What you could do is add all 27 values of each 3x3x3 cube to a 48x48x48 dimensional array by going through all 27 permutations of adjacent slices and find the maximum over it. The found entry will give you the index tuple coordinate_index of the cube corner that is closest to the origin of your original array.

import numpy as np
np.random.seed(0)
array_shape = np.array((50,50,50), dtype=int)
cube_dim = np.array((3,3,3), dtype=int)
original_array = np.random.randint(array_shape)
reduced_shape = array_shape - cube_dim + 1

sum_array = np.zeros(reduced shape, dtype=int)
for i in range(cube_dim[0]):
  for j in range(cube_dim[1]):
    for k in range(cube_dim[2]):
      sum_array += original_array[
          i:-cube_dim[0]+1+i, j:-cube_dim[1]+1+j, k:-cube_dim[2]+1+k
      ]
flat_index = np.argmax(sum_array)
coordinate_index = np.unravel_index(flat_index, reduced_shape)

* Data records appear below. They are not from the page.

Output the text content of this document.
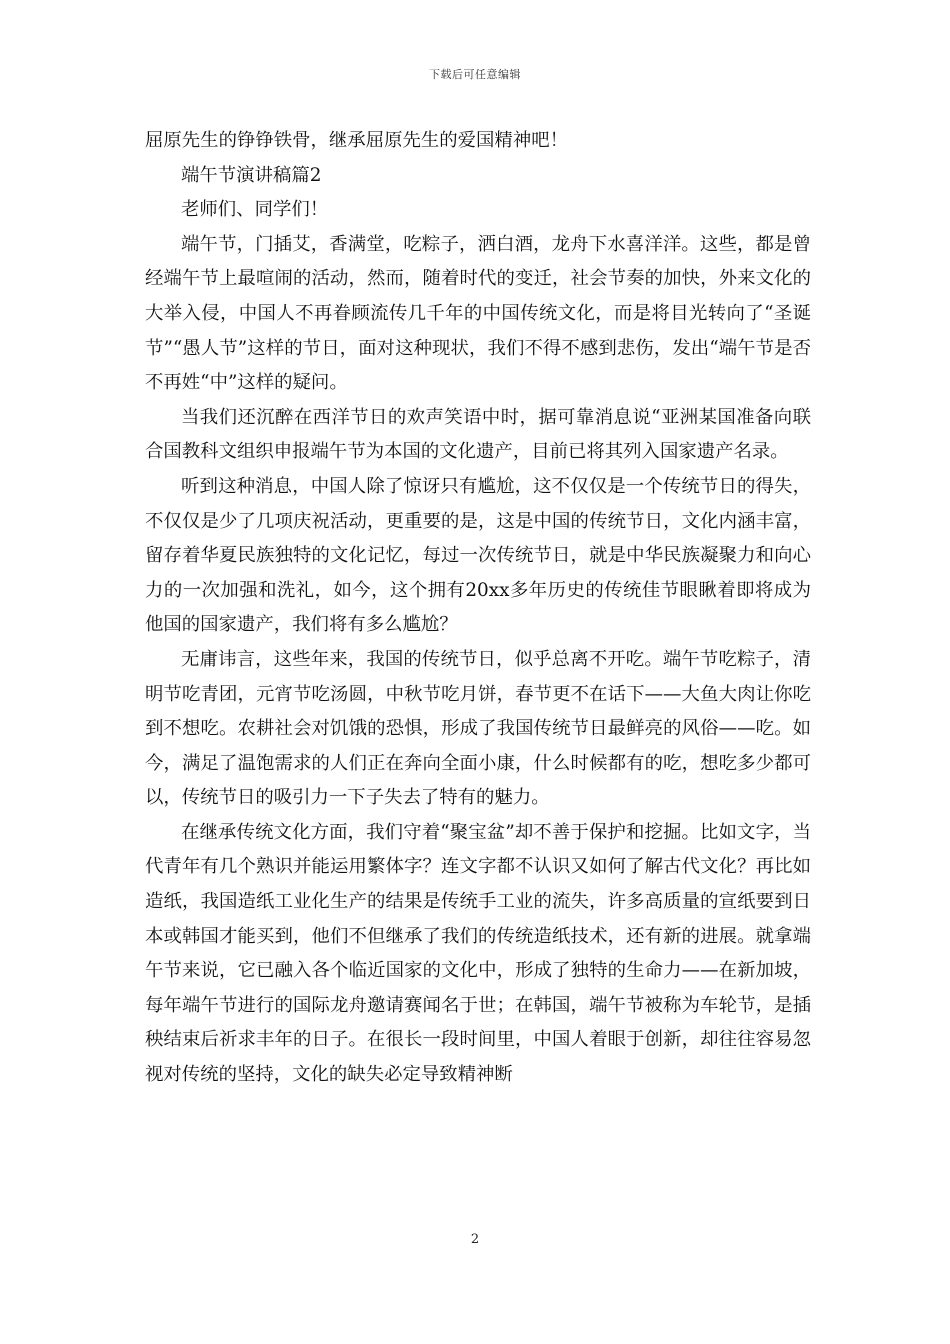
下载后可任意编辑

屈原先生的铮铮铁骨，继承屈原先生的爱国精神吧！

端午节演讲稿篇2

老师们、同学们！

端午节，门插艾，香满堂，吃粽子，洒白酒，龙舟下水喜洋洋。这些，都是曾经端午节上最喧闹的活动，然而，随着时代的变迁，社会节奏的加快，外来文化的大举入侵，中国人不再眷顾流传几千年的中国传统文化，而是将目光转向了“圣诞节”“愚人节”这样的节日，面对这种现状，我们不得不感到悲伤，发出“端午节是否不再姓“中”这样的疑问。

当我们还沉醉在西洋节日的欢声笑语中时，据可靠消息说“亚洲某国准备向联合国教科文组织申报端午节为本国的文化遗产，目前已将其列入国家遗产名录。

听到这种消息，中国人除了惊讶只有尴尬，这不仅仅是一个传统节日的得失，不仅仅是少了几项庆祝活动，更重要的是，这是中国的传统节日，文化内涵丰富，留存着华夏民族独特的文化记忆，每过一次传统节日，就是中华民族凝聚力和向心力的一次加强和洗礼，如今，这个拥有20xx多年历史的传统佳节眼瞅着即将成为他国的国家遗产，我们将有多么尴尬？

无庸讳言，这些年来，我国的传统节日，似乎总离不开吃。端午节吃粽子，清明节吃青团，元宵节吃汤圆，中秋节吃月饼，春节更不在话下——大鱼大肉让你吃到不想吃。农耕社会对饥饿的恐惧，形成了我国传统节日最鲜亮的风俗——吃。如今，满足了温饱需求的人们正在奔向全面小康，什么时候都有的吃，想吃多少都可以，传统节日的吸引力一下子失去了特有的魅力。

在继承传统文化方面，我们守着“聚宝盆”却不善于保护和挖掘。比如文字，当代青年有几个熟识并能运用繁体字？连文字都不认识又如何了解古代文化？再比如造纸，我国造纸工业化生产的结果是传统手工业的流失，许多高质量的宣纸要到日本或韩国才能买到，他们不但继承了我们的传统造纸技术，还有新的进展。就拿端午节来说，它已融入各个临近国家的文化中，形成了独特的生命力——在新加坡，每年端午节进行的国际龙舟邀请赛闻名于世；在韩国，端午节被称为车轮节，是插秧结束后祈求丰年的日子。在很长一段时间里，中国人着眼于创新，却往往容易忽视对传统的坚持，文化的缺失必定导致精神断

2
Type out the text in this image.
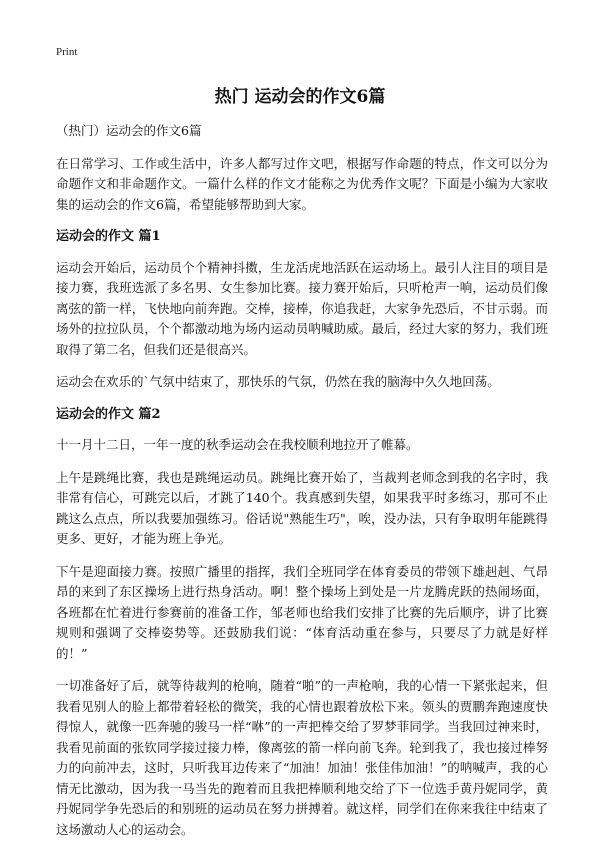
Print
热门 运动会的作文6篇

（热门）运动会的作文6篇

在日常学习、工作或生活中，许多人都写过作文吧，根据写作命题的特点，作文可以分为命题作文和非命题作文。一篇什么样的作文才能称之为优秀作文呢？下面是小编为大家收集的运动会的作文6篇，希望能够帮助到大家。

运动会的作文 篇1

运动会开始后，运动员个个精神抖擞，生龙活虎地活跃在运动场上。最引人注目的项目是接力赛，我班选派了多名男、女生参加比赛。接力赛开始后，只听枪声一响，运动员们像离弦的箭一样，飞快地向前奔跑。交棒，接棒，你追我赶，大家争先恐后，不甘示弱。而场外的拉拉队员，个个都激动地为场内运动员呐喊助威。最后，经过大家的努力，我们班取得了第二名，但我们还是很高兴。

运动会在欢乐的`气氛中结束了，那快乐的气氛，仍然在我的脑海中久久地回荡。

运动会的作文 篇2

十一月十二日，一年一度的秋季运动会在我校顺利地拉开了帷幕。

上午是跳绳比赛，我也是跳绳运动员。跳绳比赛开始了，当裁判老师念到我的名字时，我非常有信心，可跳完以后，才跳了140个。我真感到失望，如果我平时多练习，那可不止跳这么点点，所以我要加强练习。俗话说"熟能生巧"，唉，没办法，只有争取明年能跳得更多、更好，才能为班上争光。

下午是迎面接力赛。按照广播里的指挥，我们全班同学在体育委员的带领下雄赳赳、气昂昂的来到了东区操场上进行热身活动。啊！整个操场上到处是一片龙腾虎跃的热闹场面，各班都在忙着进行参赛前的准备工作，邹老师也给我们安排了比赛的先后顺序，讲了比赛规则和强调了交棒姿势等。还鼓励我们说：“体育活动重在参与，只要尽了力就是好样的！”

一切准备好了后，就等待裁判的枪响，随着“啪”的一声枪响，我的心情一下紧张起来，但我看见别人的脸上都带着轻松的微笑，我的心情也跟着放松下来。领头的贾鹏奔跑速度快得惊人，就像一匹奔驰的骏马一样“咻”的一声把棒交给了罗梦菲同学。当我回过神来时，我看见前面的张钦同学接过接力棒，像离弦的箭一样向前飞奔。轮到我了，我也接过棒努力的向前冲去，这时，只听我耳边传来了“加油！加油！张佳伟加油！”的呐喊声，我的心情无比激动，因为我一马当先的跑着而且我把棒顺利地交给了下一位选手黄丹妮同学，黄丹妮同学争先恐后的和别班的运动员在努力拼搏着。就这样，同学们在你来我往中结束了这场激动人心的运动会。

This method should be faster than looping over each of the 48³ index combinations to find the desired cube as it uses in place summation but in turn requires more memory. I'm not sure about it, but defining an (48³, 27) array with slices and using np.sum over the second axis could be even faster.

You can easily change the above code to find a cuboid with arbitrary side lengths instead.